The game development community doesn't really buy into the crap that the web development world does. People care more about results than process there, and as a result, care far more about performance and ease of development, too. That means using tested technologies.

Large game engines are built in C and C++, and their exposed scripting APIs are provided in Lua, C#, and JavaScript.

I don't know anyone that writes games other than Flash ones that don't subscribe to the language ecosystems of the ones above or general game development ecosystem that you can take seriously.

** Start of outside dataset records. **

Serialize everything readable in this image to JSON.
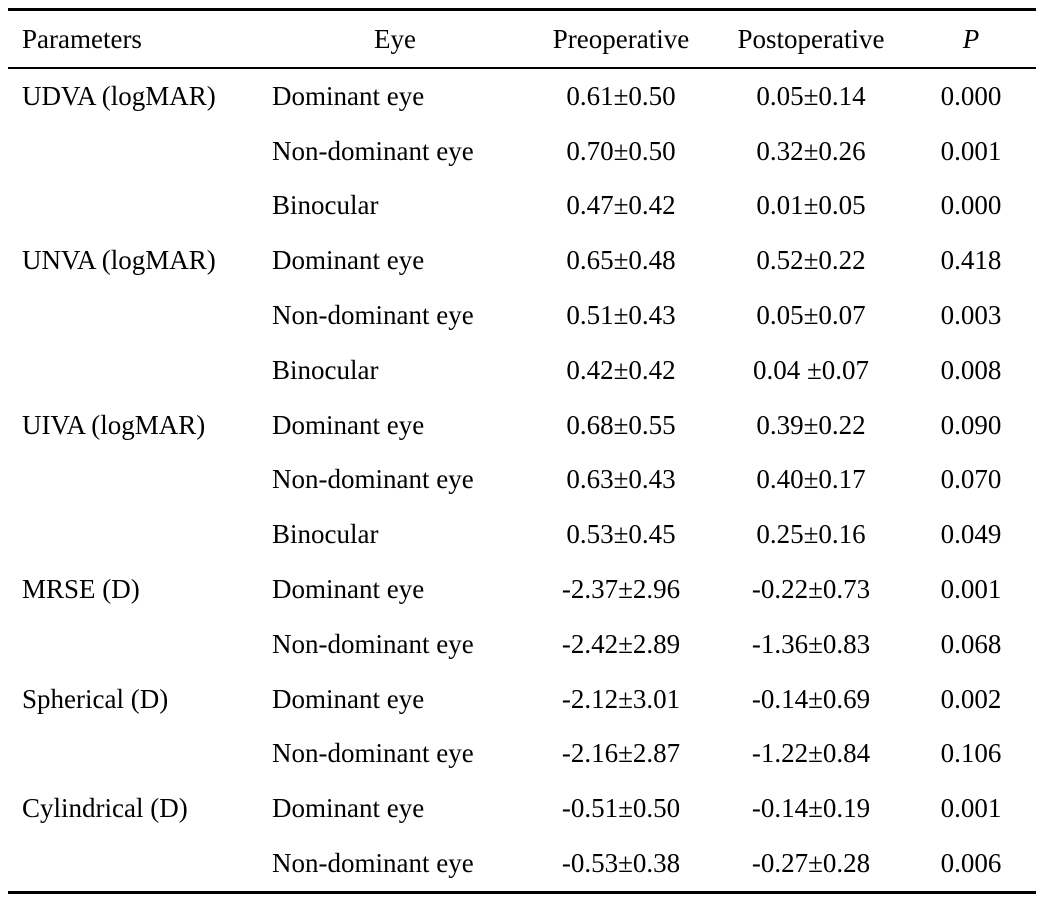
{
  "headers": {
    "parameters": "Parameters",
    "eye": "Eye",
    "preoperative": "Preoperative",
    "postoperative": "Postoperative",
    "p": "P"
  },
  "rows": [
    {
      "param": "UDVA (logMAR)",
      "eye": "Dominant eye",
      "pre": "0.61±0.50",
      "post": "0.05±0.14",
      "p": "0.000"
    },
    {
      "param": "",
      "eye": "Non-dominant eye",
      "pre": "0.70±0.50",
      "post": "0.32±0.26",
      "p": "0.001"
    },
    {
      "param": "",
      "eye": "Binocular",
      "pre": "0.47±0.42",
      "post": "0.01±0.05",
      "p": "0.000"
    },
    {
      "param": "UNVA (logMAR)",
      "eye": "Dominant eye",
      "pre": "0.65±0.48",
      "post": "0.52±0.22",
      "p": "0.418"
    },
    {
      "param": "",
      "eye": "Non-dominant eye",
      "pre": "0.51±0.43",
      "post": "0.05±0.07",
      "p": "0.003"
    },
    {
      "param": "",
      "eye": "Binocular",
      "pre": "0.42±0.42",
      "post": "0.04 ±0.07",
      "p": "0.008"
    },
    {
      "param": "UIVA (logMAR)",
      "eye": "Dominant eye",
      "pre": "0.68±0.55",
      "post": "0.39±0.22",
      "p": "0.090"
    },
    {
      "param": "",
      "eye": "Non-dominant eye",
      "pre": "0.63±0.43",
      "post": "0.40±0.17",
      "p": "0.070"
    },
    {
      "param": "",
      "eye": "Binocular",
      "pre": "0.53±0.45",
      "post": "0.25±0.16",
      "p": "0.049"
    },
    {
      "param": "MRSE (D)",
      "eye": "Dominant eye",
      "pre": "-2.37±2.96",
      "post": "-0.22±0.73",
      "p": "0.001"
    },
    {
      "param": "",
      "eye": "Non-dominant eye",
      "pre": "-2.42±2.89",
      "post": "-1.36±0.83",
      "p": "0.068"
    },
    {
      "param": "Spherical (D)",
      "eye": "Dominant eye",
      "pre": "-2.12±3.01",
      "post": "-0.14±0.69",
      "p": "0.002"
    },
    {
      "param": "",
      "eye": "Non-dominant eye",
      "pre": "-2.16±2.87",
      "post": "-1.22±0.84",
      "p": "0.106"
    },
    {
      "param": "Cylindrical (D)",
      "eye": "Dominant eye",
      "pre": "-0.51±0.50",
      "post": "-0.14±0.19",
      "p": "0.001"
    },
    {
      "param": "",
      "eye": "Non-dominant eye",
      "pre": "-0.53±0.38",
      "post": "-0.27±0.28",
      "p": "0.006"
    }
  ]
}
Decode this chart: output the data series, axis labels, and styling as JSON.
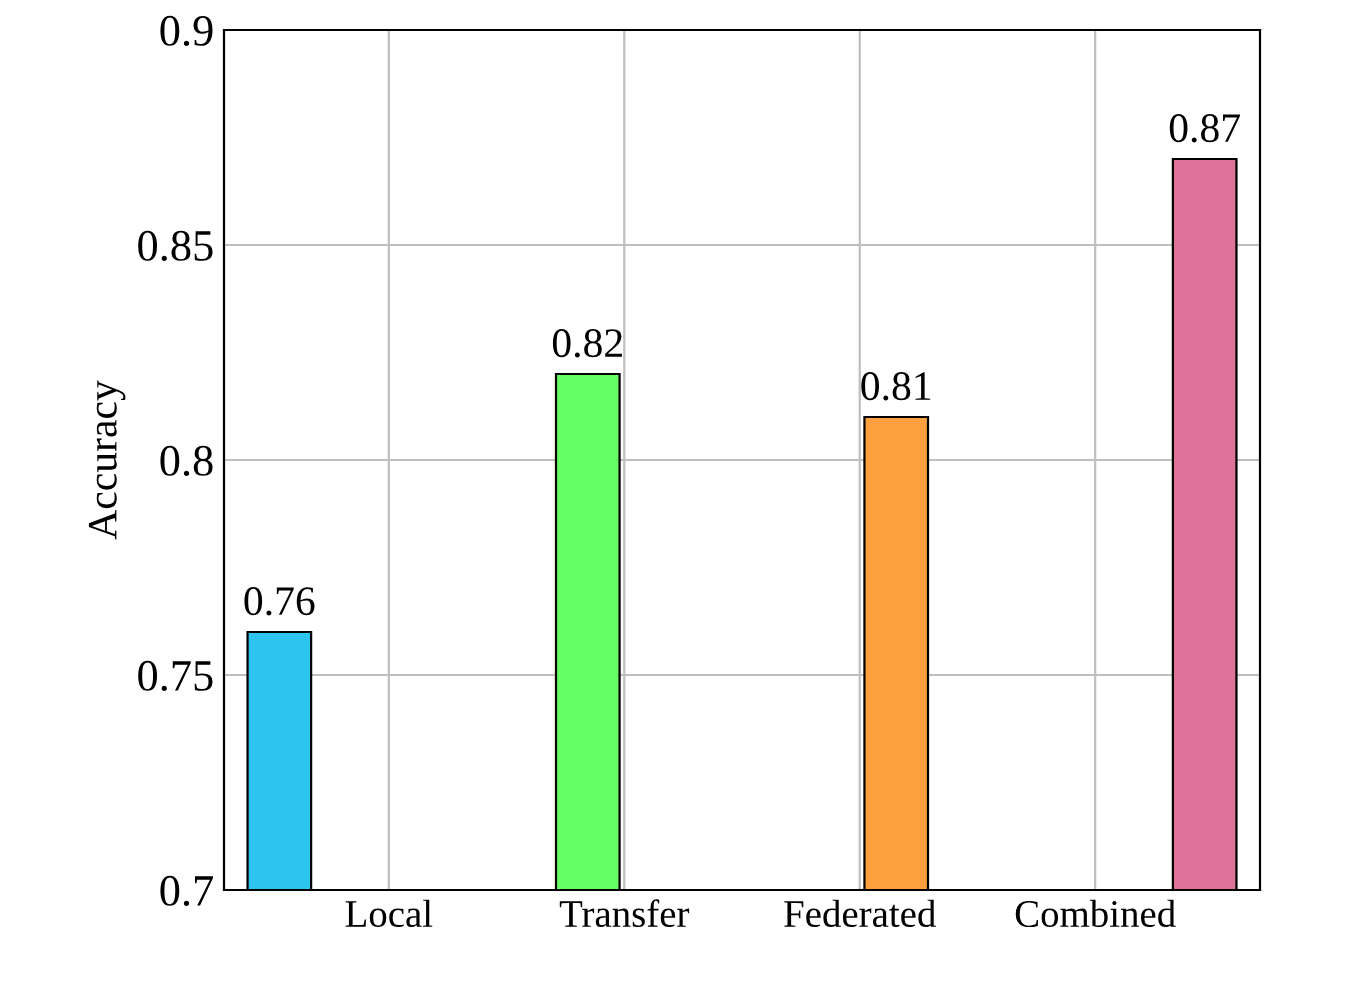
{
  "chart_data": {
    "type": "bar",
    "ylabel": "Accuracy",
    "categories": [
      "Local",
      "Transfer",
      "Federated",
      "Combined"
    ],
    "series": [
      {
        "color": "#2ec4f0",
        "values": [
          0.76,
          null,
          null,
          null
        ]
      },
      {
        "color": "#66ff66",
        "values": [
          null,
          0.82,
          null,
          null
        ]
      },
      {
        "color": "#ffa040",
        "values": [
          null,
          null,
          0.81,
          null
        ]
      },
      {
        "color": "#dd7399",
        "values": [
          null,
          null,
          null,
          0.87
        ]
      }
    ],
    "ylim": [
      0.7,
      0.9
    ],
    "yticks": [
      0.7,
      0.75,
      0.8,
      0.85,
      0.9
    ],
    "grid": true,
    "data_labels": true,
    "legend": false
  }
}
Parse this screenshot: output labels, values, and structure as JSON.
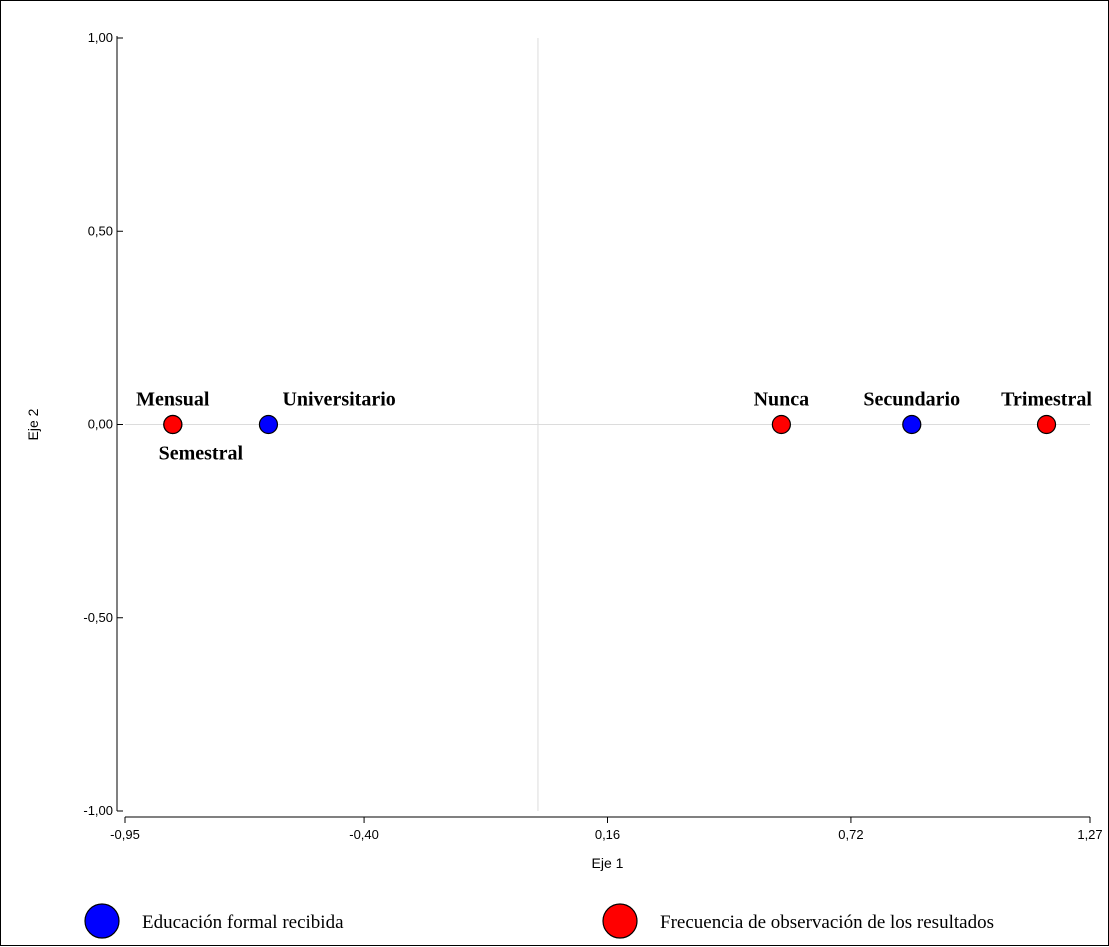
{
  "chart_data": {
    "type": "scatter",
    "xlabel": "Eje 1",
    "ylabel": "Eje 2",
    "xlim": [
      -0.95,
      1.27
    ],
    "ylim": [
      -1.0,
      1.0
    ],
    "x_ticks": [
      "-0,95",
      "-0,40",
      "0,16",
      "0,72",
      "1,27"
    ],
    "x_tick_values": [
      -0.95,
      -0.4,
      0.16,
      0.72,
      1.27
    ],
    "y_ticks": [
      "1,00",
      "0,50",
      "0,00",
      "-0,50",
      "-1,00"
    ],
    "y_tick_values": [
      1.0,
      0.5,
      0.0,
      -0.5,
      -1.0
    ],
    "grid": "reference lines at x=0 and y=0",
    "legend_position": "bottom",
    "series": [
      {
        "name": "Educación formal recibida",
        "color": "#0000ff",
        "points": [
          {
            "label": "Universitario",
            "x": -0.62,
            "y": 0.0,
            "label_pos": "above-right"
          },
          {
            "label": "Secundario",
            "x": 0.86,
            "y": 0.0,
            "label_pos": "above"
          }
        ]
      },
      {
        "name": "Frecuencia de observación de los resultados",
        "color": "#ff0000",
        "points": [
          {
            "label": "Mensual",
            "x": -0.84,
            "y": 0.0,
            "label_pos": "above"
          },
          {
            "label": "Semestral",
            "x": -0.84,
            "y": 0.0,
            "label_pos": "below"
          },
          {
            "label": "Nunca",
            "x": 0.56,
            "y": 0.0,
            "label_pos": "above"
          },
          {
            "label": "Trimestral",
            "x": 1.17,
            "y": 0.0,
            "label_pos": "above"
          }
        ]
      }
    ]
  }
}
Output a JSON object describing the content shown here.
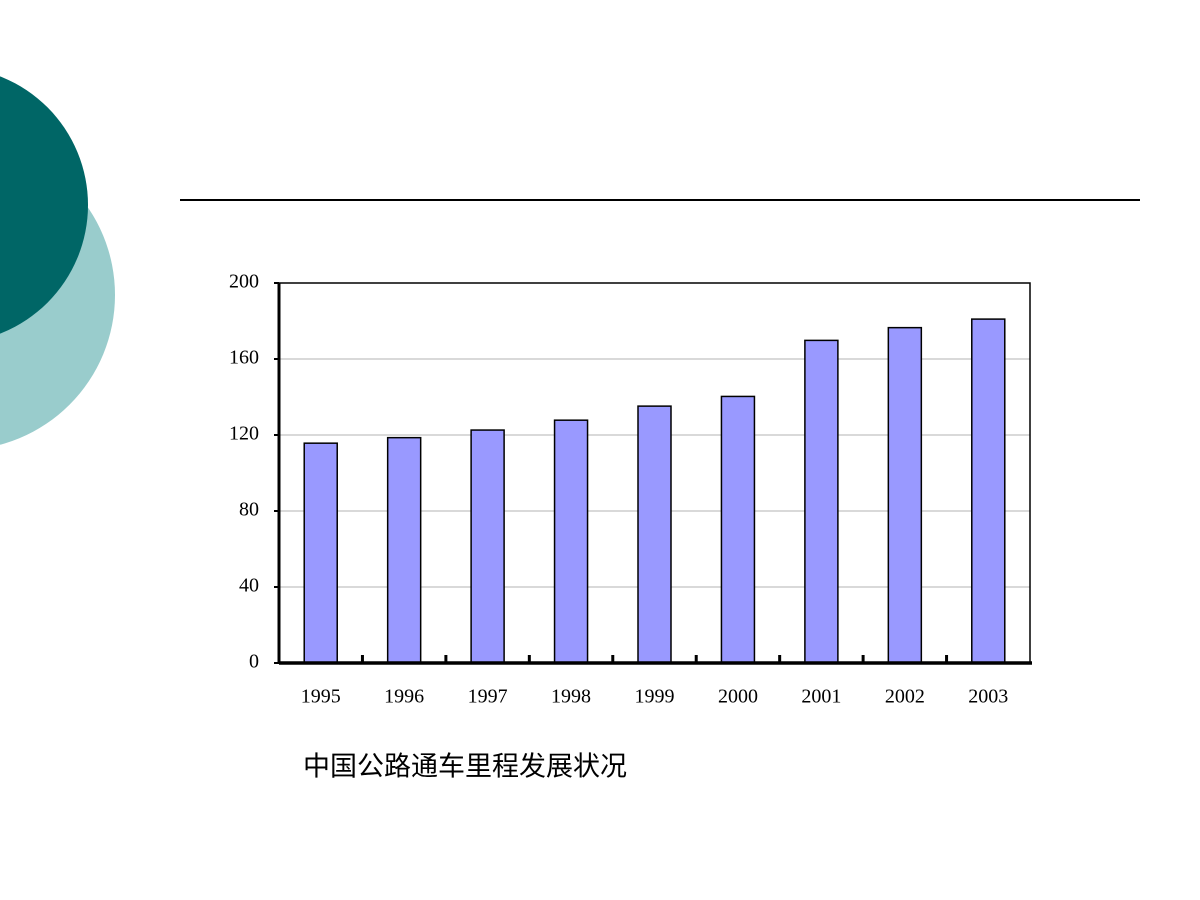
{
  "chart_data": {
    "type": "bar",
    "title": "中国公路通车里程发展状况",
    "categories": [
      "1995",
      "1996",
      "1997",
      "1998",
      "1999",
      "2000",
      "2001",
      "2002",
      "2003"
    ],
    "values": [
      115.7,
      118.6,
      122.6,
      127.8,
      135.2,
      140.3,
      169.8,
      176.5,
      181.0
    ],
    "color": "#9999ff",
    "ylim": [
      0,
      200
    ],
    "yticks": [
      0,
      40,
      80,
      120,
      160,
      200
    ],
    "grid": true
  }
}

Game development is a multidisciplinary field, don't test the waters there for playing around with a new language. You're missing so much more when you make that your goal.

1 comments

So you're saying I should embrace C/C++/a scripting language and not try to chase something new? I think my main reason for both requirements was so that I could learn something that'd help me in my current position, and also get started on the path I'd like to be on: toward game development.
You should decide what you are really trying to accomplish, because learning a trendy language and game development are not really on the same path. Maybe you could learn Go and use GLFW, but if you want to do things you can't do in javascript you will likely want to learn C++11/14 and get familiar with a couple of solid libraries. Cinder might be worth checking out.
If you are a full stack JavaScript developer looking at game development, then you might look at Phaser JS. It wouldn't involve learning a new language, but I've found its fun to work with both privately and professionally.
I don't understand the mentality, though. If you want to make games, make games. There isn't a "path" towards game development, you just make them.

If you want to fool around with languages, you can do that without making games, but you don't have a game concept.